“Estamos profundamente preocupados com a proposta atual, a aceitar ou a rejeitar”, escrevem a Colômbia, França, Reino Unido, Alemanha, entre mais de três dezenas de países, de acordo com uma lista fornecida pela delegação colombiana – Foto: Reprodução
Um rascunho de acordo apresentado pela presidência brasileira da COP30 foi considerado insuficiente por mais de 30 nações nesta quinta-feira (20). Em uma carta conjunta, países como Colômbia, França, Reino Unido e Alemanha pediram a inclusão de um roteiro claro para o abandono progressivo das energias fósseis, um ponto que desapareceu do texto atual.
“Estamos profundamente preocupados com a proposta atual, que é de pegar ou largar”, declararam as delegações no documento, alertando que a proposta, em sua forma atual, não cumpre as condições mínimas para um resultado “crível” na conferência.

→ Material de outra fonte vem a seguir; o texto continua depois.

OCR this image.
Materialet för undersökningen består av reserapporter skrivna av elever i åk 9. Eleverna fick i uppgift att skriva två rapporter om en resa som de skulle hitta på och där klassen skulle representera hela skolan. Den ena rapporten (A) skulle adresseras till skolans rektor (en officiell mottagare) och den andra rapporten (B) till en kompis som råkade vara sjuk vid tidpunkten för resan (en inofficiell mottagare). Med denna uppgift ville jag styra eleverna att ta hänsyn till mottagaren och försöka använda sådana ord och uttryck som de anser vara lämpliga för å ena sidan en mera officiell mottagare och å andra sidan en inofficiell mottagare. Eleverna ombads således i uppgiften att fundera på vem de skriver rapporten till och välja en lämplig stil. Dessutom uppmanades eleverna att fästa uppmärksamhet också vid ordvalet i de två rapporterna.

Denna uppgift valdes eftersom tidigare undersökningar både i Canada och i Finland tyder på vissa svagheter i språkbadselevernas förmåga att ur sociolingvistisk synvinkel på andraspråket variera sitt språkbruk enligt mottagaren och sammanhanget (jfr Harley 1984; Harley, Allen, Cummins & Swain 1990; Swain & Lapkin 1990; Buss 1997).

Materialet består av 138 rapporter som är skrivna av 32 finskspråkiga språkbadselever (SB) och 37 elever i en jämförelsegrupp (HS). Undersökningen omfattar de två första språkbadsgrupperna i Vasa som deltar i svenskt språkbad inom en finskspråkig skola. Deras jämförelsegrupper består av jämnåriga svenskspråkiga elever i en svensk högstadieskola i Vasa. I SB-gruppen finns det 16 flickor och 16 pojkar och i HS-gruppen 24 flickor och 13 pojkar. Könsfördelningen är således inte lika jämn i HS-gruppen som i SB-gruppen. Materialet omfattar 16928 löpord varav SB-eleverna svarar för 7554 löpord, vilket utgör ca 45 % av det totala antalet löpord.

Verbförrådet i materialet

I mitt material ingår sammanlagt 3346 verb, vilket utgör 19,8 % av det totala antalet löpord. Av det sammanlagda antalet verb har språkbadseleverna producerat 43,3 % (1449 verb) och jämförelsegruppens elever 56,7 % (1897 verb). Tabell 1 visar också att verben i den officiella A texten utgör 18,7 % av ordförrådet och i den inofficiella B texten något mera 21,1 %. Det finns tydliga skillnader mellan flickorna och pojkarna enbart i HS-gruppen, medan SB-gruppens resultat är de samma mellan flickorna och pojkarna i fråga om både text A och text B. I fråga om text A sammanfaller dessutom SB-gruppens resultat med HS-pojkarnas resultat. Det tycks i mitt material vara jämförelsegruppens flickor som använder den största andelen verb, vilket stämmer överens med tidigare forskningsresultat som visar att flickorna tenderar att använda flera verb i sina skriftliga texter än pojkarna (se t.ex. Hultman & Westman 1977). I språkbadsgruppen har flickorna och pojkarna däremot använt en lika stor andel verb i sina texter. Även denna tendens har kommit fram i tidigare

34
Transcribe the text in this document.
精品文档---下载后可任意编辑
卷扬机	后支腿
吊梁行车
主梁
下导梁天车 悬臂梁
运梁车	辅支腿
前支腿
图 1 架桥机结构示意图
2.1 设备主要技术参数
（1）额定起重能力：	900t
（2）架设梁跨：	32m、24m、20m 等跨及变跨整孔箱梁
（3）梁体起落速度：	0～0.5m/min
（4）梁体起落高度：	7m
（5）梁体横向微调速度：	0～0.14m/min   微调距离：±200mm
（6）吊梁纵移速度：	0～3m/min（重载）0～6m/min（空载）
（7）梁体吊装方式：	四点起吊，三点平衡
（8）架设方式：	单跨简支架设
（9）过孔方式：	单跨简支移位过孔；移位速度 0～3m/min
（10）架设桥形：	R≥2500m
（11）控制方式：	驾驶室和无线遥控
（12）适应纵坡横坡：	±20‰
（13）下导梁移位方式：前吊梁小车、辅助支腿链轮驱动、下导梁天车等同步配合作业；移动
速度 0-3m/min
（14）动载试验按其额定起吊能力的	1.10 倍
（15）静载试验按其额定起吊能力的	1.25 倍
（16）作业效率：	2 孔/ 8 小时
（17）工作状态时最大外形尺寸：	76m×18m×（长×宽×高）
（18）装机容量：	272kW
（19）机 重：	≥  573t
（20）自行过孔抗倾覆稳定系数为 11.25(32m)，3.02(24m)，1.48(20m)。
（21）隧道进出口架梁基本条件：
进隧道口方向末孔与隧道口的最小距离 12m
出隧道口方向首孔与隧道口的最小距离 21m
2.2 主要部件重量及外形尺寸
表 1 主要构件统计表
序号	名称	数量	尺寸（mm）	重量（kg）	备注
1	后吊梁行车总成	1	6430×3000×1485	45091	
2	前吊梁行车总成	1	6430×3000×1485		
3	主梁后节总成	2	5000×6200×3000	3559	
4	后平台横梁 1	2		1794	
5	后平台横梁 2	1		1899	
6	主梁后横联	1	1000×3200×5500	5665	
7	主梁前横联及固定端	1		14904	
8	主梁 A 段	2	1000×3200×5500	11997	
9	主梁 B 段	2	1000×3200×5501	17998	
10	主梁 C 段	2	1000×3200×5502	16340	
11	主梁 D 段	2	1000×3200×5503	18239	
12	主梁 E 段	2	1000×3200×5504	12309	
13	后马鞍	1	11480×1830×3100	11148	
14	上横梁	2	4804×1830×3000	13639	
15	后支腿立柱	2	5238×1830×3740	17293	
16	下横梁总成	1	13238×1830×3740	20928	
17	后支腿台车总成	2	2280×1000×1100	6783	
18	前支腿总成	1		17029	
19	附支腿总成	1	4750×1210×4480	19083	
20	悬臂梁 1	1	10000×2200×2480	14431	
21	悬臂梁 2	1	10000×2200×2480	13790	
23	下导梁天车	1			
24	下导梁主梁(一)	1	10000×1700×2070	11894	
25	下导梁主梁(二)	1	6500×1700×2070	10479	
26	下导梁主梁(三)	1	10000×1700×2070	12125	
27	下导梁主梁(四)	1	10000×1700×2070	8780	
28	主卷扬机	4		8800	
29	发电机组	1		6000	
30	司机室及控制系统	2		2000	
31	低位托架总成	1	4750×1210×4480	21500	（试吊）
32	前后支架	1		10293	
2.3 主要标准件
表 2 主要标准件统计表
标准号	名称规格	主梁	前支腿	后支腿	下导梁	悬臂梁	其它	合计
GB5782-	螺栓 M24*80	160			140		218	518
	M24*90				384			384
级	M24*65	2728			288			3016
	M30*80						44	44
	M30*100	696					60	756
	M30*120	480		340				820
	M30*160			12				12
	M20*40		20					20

Incêndio Agrava Crise nas Negociações
A fase crítica das negociações em Belém foi ainda mais conturbada por um incêndio que atingiu a Zona Azul, área oficial do evento. O fogo, que começou por volta das 14h, forçou a retirada dos participantes e suspendeu as negociações oficiais por quase sete horas.

O incêndio atingiu a Zona azul, a mais importante da COP30 – Foto: Douglas Pingituro/REUTERS
Embora contatos informais tenham continuado fora da área interditada, o incidente somou-se a queixas sobre a organização do evento, marcando a primeira vez que uma Conferência das Mudanças Climáticas é interrompida dessa forma.
Prazo Estourado e Negociações “Muito Difíceis”
Devido às perturbações e à falta de consenso, a ministra do Meio Ambiente, Marina Silva, confirmou que a conferência não deve terminar no prazo oficial, esta sexta-feira (21). “O objetivo não é só terminar no prazo estabelecido. É conseguir o resultado exigido em relação à mudança do clima”, afirmou.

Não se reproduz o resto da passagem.